Pointer to a char

linux-c-programming.vger.kernel.org archive mirror
 help / color / mirror / Atom feed

* Pointer to a char
@ 2012-09-18  9:29 Randi Botse
  2012-09-18 10:29 ` Phil Sutter
  2012-09-19  1:04 ` Jon Mayo
  0 siblings, 2 replies; 7+ messages in thread
From: Randi Botse @ 2012-09-18  9:29 UTC (permalink / raw)
  To: linux-c-programming

Hi, having coding in C for 3 years but I'm still not clear with this one.
Consider this code.

...
char *p;
unsigned int i = 0xcccccccc;
unsigned int j;

p = (char *)  &i;
printf("%.2x %.2x %.2x %.2x\n", *p, p[1], p[2], p[3]);

memcpy(&j, p, sizeof(unsigned int));
printf("%x\n", j);
...

Output:

ffffffcc ffffffcc ffffffcc ffffffcc
0xcccccccc

My questions are:

1. Why it prints "ffffffcc ffffffcc ffffffcc ffffffcc"? (if p is
unsigned char* then it will print correctly "cc cc cc cc")
2. Why pointer to char p copied to j correctly, why not every member
in p overflow? since it is a signed char.

Regards.

^ permalink raw reply	[flat|nested] 7+ messages in thread

* Re: Pointer to a char
  2012-09-18  9:29 Pointer to a char Randi Botse
@ 2012-09-18 10:29 ` Phil Sutter
  2012-09-18 10:33   ` Duan Fugang-B38611
  2012-09-19  1:04 ` Jon Mayo
  1 sibling, 1 reply; 7+ messages in thread
From: Phil Sutter @ 2012-09-18 10:29 UTC (permalink / raw)
  To: Randi Botse; +Cc: linux-c-programming

Hi,

On Tue, Sep 18, 2012 at 04:29:32PM +0700, Randi Botse wrote:
> ...
> char *p;
> unsigned int i = 0xcccccccc;
> unsigned int j;
> 
> p = (char *)  &i;
> printf("%.2x %.2x %.2x %.2x\n", *p, p[1], p[2], p[3]);
> 
> memcpy(&j, p, sizeof(unsigned int));
> printf("%x\n", j);
> ...
> 
> Output:
> 
> ffffffcc ffffffcc ffffffcc ffffffcc
> 0xcccccccc
> 
> 
> My questions are:
> 
> 1. Why it prints "ffffffcc ffffffcc ffffffcc ffffffcc"? (if p is
> unsigned char* then it will print correctly "cc cc cc cc")
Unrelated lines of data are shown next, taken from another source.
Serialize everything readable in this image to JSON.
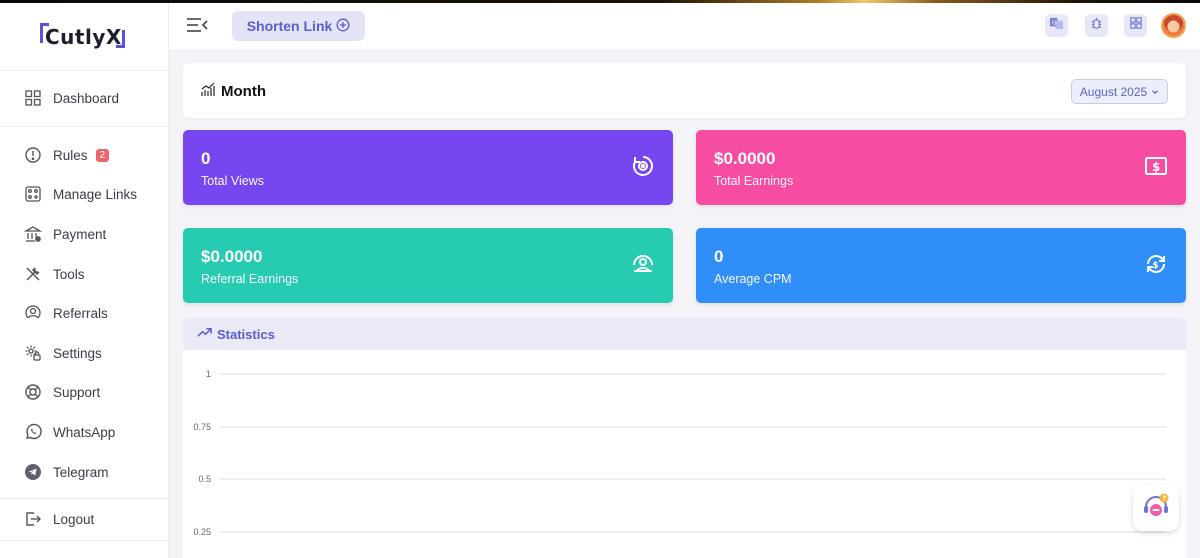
{
  "brand": {
    "logo_text": "CutlyX",
    "accent": "#5b50e0"
  },
  "sidebar": {
    "items": [
      {
        "label": "Dashboard",
        "icon": "dashboard-grid-icon"
      },
      {
        "label": "Rules",
        "icon": "alert-circle-icon",
        "badge": "2"
      },
      {
        "label": "Manage Links",
        "icon": "links-icon"
      },
      {
        "label": "Payment",
        "icon": "bank-icon"
      },
      {
        "label": "Tools",
        "icon": "tools-icon"
      },
      {
        "label": "Referrals",
        "icon": "referrals-icon"
      },
      {
        "label": "Settings",
        "icon": "settings-icon"
      },
      {
        "label": "Support",
        "icon": "lifebuoy-icon"
      },
      {
        "label": "WhatsApp",
        "icon": "whatsapp-icon"
      },
      {
        "label": "Telegram",
        "icon": "telegram-icon"
      },
      {
        "label": "Logout",
        "icon": "logout-icon"
      }
    ]
  },
  "header": {
    "shorten_label": "Shorten Link",
    "icons": [
      "translate-icon",
      "bug-icon",
      "apps-grid-icon"
    ]
  },
  "month_card": {
    "title": "Month",
    "selected_month": "August 2025"
  },
  "stats": [
    {
      "value": "0",
      "label": "Total Views",
      "color": "#7646f0",
      "icon": "views-icon"
    },
    {
      "value": "$0.0000",
      "label": "Total Earnings",
      "color": "#f64ca2",
      "icon": "dollar-note-icon"
    },
    {
      "value": "$0.0000",
      "label": "Referral Earnings",
      "color": "#27cbb2",
      "icon": "referral-group-icon"
    },
    {
      "value": "0",
      "label": "Average CPM",
      "color": "#2f8ef8",
      "icon": "dollar-refresh-icon"
    }
  ],
  "statistics": {
    "title": "Statistics",
    "y_ticks": [
      "1",
      "0.75",
      "0.5",
      "0.25"
    ]
  }
}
This is because of the two's complement in which singed absolute values
are stored internally. Since %x is a conversion of an integer, signed
extension of the passed char happens, which in two's complement means
that the leading bit is replicated to fill the upper bits. (0xC is 1100
in binary).

> 2. Why pointer to char p copied to j correctly, why not every member
> in p overflow? since it is a signed char.

I am not quite sure about what the question is here (maybe caused by the
lack of verbs in your sentence). Keep in mind that memcpy() only copies
the memory, irrespective of the pointer type passed. Also,
sizeof(unsigned int) == sizeof(int).

HTH, Phil

^ permalink raw reply	[flat|nested] 7+ messages in thread

* RE: Pointer to a char
  2012-09-18 10:29 ` Phil Sutter
@ 2012-09-18 10:33   ` Duan Fugang-B38611
  0 siblings, 0 replies; 7+ messages in thread
From: Duan Fugang-B38611 @ 2012-09-18 10:33 UTC (permalink / raw)
  To: Phil Sutter, Randi Botse; +Cc: linux-c-programming

Thanks, Phil,

It is great for the detail explain.


Best Regards,
Andy

-----Original Message-----
From: linux-c-programming-owner@vger.kernel.org [mailto:linux-c-programming-owner@vger.kernel.org] On Behalf Of Phil Sutter
Sent: Tuesday, September 18, 2012 6:30 PM
To: Randi Botse
Cc: linux-c-programming
Subject: Re: Pointer to a char

Hi,

On Tue, Sep 18, 2012 at 04:29:32PM +0700, Randi Botse wrote:
> ...
> char *p;
> unsigned int i = 0xcccccccc;
> unsigned int j;
> 
> p = (char *)  &i;
> printf("%.2x %.2x %.2x %.2x\n", *p, p[1], p[2], p[3]);
> 
> memcpy(&j, p, sizeof(unsigned int));
> printf("%x\n", j);
> ...
> 
> Output:
> 
> ffffffcc ffffffcc ffffffcc ffffffcc
> 0xcccccccc
> 
> 
> My questions are:
> 
> 1. Why it prints "ffffffcc ffffffcc ffffffcc ffffffcc"? (if p is 
> unsigned char* then it will print correctly "cc cc cc cc")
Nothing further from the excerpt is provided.